|
Question 409982: In solving the equation (x + 1)(x – 2) = 54, Eric stated that the solution would be
x + 1 = 54 => x = 53
or
(x – 2) = 54 => x = 56
However, at least one of these solutions fails to work when substituted back into the original equation. Why is that?
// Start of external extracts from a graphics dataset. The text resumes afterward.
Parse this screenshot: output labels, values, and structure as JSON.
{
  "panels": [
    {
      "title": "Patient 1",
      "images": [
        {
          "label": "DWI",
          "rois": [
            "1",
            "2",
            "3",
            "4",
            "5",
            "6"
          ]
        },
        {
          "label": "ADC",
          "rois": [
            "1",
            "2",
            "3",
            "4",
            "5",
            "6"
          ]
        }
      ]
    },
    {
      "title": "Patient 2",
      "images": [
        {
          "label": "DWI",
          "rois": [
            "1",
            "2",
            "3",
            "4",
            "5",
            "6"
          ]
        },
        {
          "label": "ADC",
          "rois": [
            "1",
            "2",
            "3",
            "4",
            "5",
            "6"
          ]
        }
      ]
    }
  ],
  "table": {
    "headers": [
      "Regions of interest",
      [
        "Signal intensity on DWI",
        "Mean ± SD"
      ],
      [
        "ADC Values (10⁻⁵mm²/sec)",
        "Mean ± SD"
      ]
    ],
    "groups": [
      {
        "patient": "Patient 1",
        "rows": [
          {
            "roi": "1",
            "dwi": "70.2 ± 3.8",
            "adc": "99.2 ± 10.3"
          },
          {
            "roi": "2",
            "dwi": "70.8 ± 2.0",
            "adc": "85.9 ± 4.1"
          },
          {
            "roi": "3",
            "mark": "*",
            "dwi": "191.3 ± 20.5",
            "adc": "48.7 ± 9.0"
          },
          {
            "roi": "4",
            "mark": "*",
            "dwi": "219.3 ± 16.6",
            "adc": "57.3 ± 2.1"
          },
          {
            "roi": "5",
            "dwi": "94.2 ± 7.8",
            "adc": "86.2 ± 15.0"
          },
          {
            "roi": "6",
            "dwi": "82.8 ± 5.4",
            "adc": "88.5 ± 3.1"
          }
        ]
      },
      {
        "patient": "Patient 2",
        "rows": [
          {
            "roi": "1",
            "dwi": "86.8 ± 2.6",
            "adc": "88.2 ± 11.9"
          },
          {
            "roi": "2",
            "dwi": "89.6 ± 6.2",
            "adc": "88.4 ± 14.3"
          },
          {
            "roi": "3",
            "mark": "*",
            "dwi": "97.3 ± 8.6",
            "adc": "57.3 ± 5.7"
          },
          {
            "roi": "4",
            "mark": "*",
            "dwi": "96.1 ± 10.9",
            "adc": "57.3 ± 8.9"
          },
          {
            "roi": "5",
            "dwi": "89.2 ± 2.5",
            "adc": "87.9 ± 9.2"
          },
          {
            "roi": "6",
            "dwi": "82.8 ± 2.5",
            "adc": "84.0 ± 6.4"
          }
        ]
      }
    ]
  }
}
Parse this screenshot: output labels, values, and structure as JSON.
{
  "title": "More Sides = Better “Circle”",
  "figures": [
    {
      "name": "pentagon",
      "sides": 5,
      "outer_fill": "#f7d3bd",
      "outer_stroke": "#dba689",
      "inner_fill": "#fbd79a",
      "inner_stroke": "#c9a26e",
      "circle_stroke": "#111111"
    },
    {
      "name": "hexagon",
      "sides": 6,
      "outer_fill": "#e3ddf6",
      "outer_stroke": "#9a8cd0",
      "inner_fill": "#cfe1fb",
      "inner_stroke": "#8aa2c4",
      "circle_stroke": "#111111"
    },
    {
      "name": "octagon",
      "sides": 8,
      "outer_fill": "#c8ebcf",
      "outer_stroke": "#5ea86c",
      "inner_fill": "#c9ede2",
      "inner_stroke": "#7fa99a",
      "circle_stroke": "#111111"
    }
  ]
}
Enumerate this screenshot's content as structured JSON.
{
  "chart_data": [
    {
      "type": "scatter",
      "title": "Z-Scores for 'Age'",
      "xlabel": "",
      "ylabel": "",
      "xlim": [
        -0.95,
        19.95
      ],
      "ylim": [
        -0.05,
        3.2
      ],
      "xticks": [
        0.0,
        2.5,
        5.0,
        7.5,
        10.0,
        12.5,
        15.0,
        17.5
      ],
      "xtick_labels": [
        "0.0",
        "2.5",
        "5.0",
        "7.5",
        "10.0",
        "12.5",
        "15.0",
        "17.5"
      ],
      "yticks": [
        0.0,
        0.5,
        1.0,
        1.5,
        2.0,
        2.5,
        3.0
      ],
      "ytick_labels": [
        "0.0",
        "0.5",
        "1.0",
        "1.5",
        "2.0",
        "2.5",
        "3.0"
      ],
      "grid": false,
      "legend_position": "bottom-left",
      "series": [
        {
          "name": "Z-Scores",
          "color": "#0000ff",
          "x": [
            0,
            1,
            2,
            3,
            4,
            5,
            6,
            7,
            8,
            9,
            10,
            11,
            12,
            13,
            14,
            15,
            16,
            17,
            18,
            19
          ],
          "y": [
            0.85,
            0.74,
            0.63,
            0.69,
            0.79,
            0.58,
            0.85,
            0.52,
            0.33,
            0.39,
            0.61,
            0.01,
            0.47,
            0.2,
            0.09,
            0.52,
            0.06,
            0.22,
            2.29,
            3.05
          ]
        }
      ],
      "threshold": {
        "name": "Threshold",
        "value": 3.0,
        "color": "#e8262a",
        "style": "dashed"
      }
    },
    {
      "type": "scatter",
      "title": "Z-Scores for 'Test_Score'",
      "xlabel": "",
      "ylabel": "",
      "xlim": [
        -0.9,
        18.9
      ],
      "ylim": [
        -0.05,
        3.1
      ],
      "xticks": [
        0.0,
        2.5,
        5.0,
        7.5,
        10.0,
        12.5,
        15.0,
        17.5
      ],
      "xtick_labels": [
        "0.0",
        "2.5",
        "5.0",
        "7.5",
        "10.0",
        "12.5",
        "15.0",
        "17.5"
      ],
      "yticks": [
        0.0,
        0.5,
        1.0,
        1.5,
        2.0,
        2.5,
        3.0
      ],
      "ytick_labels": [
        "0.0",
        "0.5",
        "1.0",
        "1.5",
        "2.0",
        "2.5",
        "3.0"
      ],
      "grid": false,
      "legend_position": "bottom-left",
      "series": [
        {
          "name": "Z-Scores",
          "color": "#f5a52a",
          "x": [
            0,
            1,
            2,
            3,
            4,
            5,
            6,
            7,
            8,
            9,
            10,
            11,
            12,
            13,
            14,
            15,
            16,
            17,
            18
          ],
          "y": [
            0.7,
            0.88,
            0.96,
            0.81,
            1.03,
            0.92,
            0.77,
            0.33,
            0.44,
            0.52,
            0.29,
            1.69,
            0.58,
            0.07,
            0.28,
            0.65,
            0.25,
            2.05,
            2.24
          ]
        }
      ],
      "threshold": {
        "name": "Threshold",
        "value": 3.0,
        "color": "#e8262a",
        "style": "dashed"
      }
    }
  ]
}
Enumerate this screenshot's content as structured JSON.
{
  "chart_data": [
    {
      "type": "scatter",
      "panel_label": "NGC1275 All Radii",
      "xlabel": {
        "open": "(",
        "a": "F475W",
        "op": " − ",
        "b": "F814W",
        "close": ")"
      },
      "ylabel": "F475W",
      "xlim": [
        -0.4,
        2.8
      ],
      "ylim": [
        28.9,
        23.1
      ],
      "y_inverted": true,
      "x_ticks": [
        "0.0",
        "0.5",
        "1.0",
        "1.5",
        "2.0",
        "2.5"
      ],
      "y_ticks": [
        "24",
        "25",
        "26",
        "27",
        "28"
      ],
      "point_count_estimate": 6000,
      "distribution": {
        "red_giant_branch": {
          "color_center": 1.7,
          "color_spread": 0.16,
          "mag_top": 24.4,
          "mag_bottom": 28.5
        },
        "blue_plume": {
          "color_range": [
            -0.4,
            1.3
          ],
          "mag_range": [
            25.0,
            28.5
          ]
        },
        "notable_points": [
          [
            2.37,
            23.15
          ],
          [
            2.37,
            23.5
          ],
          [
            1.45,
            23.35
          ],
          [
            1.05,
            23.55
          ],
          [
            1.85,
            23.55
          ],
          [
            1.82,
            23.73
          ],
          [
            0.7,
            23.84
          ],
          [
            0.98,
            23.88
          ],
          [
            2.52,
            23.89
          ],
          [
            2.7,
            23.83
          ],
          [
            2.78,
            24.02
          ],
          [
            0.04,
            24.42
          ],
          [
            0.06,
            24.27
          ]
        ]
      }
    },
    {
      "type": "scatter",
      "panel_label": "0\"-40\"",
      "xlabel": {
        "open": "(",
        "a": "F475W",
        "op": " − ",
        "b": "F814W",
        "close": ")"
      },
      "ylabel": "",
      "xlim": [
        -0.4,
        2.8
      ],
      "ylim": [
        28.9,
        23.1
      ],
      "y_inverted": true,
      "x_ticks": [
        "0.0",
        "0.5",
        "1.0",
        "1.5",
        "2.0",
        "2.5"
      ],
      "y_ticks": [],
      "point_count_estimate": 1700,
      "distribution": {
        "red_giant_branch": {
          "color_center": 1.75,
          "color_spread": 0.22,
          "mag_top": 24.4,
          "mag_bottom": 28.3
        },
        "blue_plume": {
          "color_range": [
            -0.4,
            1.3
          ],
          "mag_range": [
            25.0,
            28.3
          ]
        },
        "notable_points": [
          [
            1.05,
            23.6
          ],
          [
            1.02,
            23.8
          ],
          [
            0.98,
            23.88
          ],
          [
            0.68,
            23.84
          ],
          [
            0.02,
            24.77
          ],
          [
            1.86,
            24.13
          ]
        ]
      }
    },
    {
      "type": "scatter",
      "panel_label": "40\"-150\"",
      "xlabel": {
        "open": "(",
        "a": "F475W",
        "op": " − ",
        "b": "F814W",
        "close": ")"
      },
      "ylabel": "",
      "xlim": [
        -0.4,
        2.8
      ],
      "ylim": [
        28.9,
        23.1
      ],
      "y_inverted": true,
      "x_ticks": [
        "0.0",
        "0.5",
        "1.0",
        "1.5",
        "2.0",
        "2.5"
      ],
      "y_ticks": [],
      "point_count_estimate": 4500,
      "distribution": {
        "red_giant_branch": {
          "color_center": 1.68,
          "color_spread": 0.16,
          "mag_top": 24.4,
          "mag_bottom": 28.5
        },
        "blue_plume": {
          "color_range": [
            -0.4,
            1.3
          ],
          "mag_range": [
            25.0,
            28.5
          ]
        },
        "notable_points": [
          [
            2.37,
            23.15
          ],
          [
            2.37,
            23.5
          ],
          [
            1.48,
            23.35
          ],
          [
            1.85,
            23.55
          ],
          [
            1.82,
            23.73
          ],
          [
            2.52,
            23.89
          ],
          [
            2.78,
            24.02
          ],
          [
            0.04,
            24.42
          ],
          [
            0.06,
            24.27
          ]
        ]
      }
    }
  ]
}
Please help Eric to understand better; solve the problem yourself, and explain your reasoning.
I have tried this, when I substituted 53, and 56..I got 2862=54..I am way off..Please help..Thank you.
Found 3 solutions by richard1234, ewatrrr, stanbon:
Answer by richard1234(7193)   (Show Source):
Answer by ewatrrr(24785)  (Show Source):
You can put this solution on YOUR website!
Hi
(x + 1)(x – 2) = 54
This equation states it is the PRODUCT of (x+1) and (x-2) = 54!
Note: The factor theorem states that a polynomial f(x) has a factor (x − k)
where k is a 'solution' if and only if f(k) = 0
(x + 1)(x – 2) = 54 |Putting this in the form ax^2 + bx + c = 0 in order to factor
x^2 -x - 2 = 54
x^2 -x - 56 = 0 |Yes!
factoring
(x-8)(x+7)= 0 |NOW! 'Each' of the Products is = 0
(x-8)= 0 x = 8
(x+7)= 0 x = -7
CHECKING our Answer(s)***
(x + 1)(x – 2) = 54
9*6 = 54
-6*-9 =54
Answer by stanbon(75887)  (Show Source):
You can put this solution on YOUR website! In solving the equation (x + 1)(x – 2) = 54, Eric stated that the solution would be
x + 1 = 54 => x = 53
or
(x – 2) = 54 => x = 56
However, at least one of these solutions fails to work when substituted back into the original equation. Why is that? Please help Eric to understand better; solve the problem yourself, and explain your reasoning.
----------
We are told that (x+1)(x-2) = 54.
If x+1=54 then x-2 would have to equal 1 so the product could be 54
--
Then x would have to be 53 and x would have to be 3 at the same time.
---
But that is impossible.
------------------------------
Your substitution reveals the contradiction very well.
------------------------------
Cheers,
Stan H.
=========
|
|
|
| |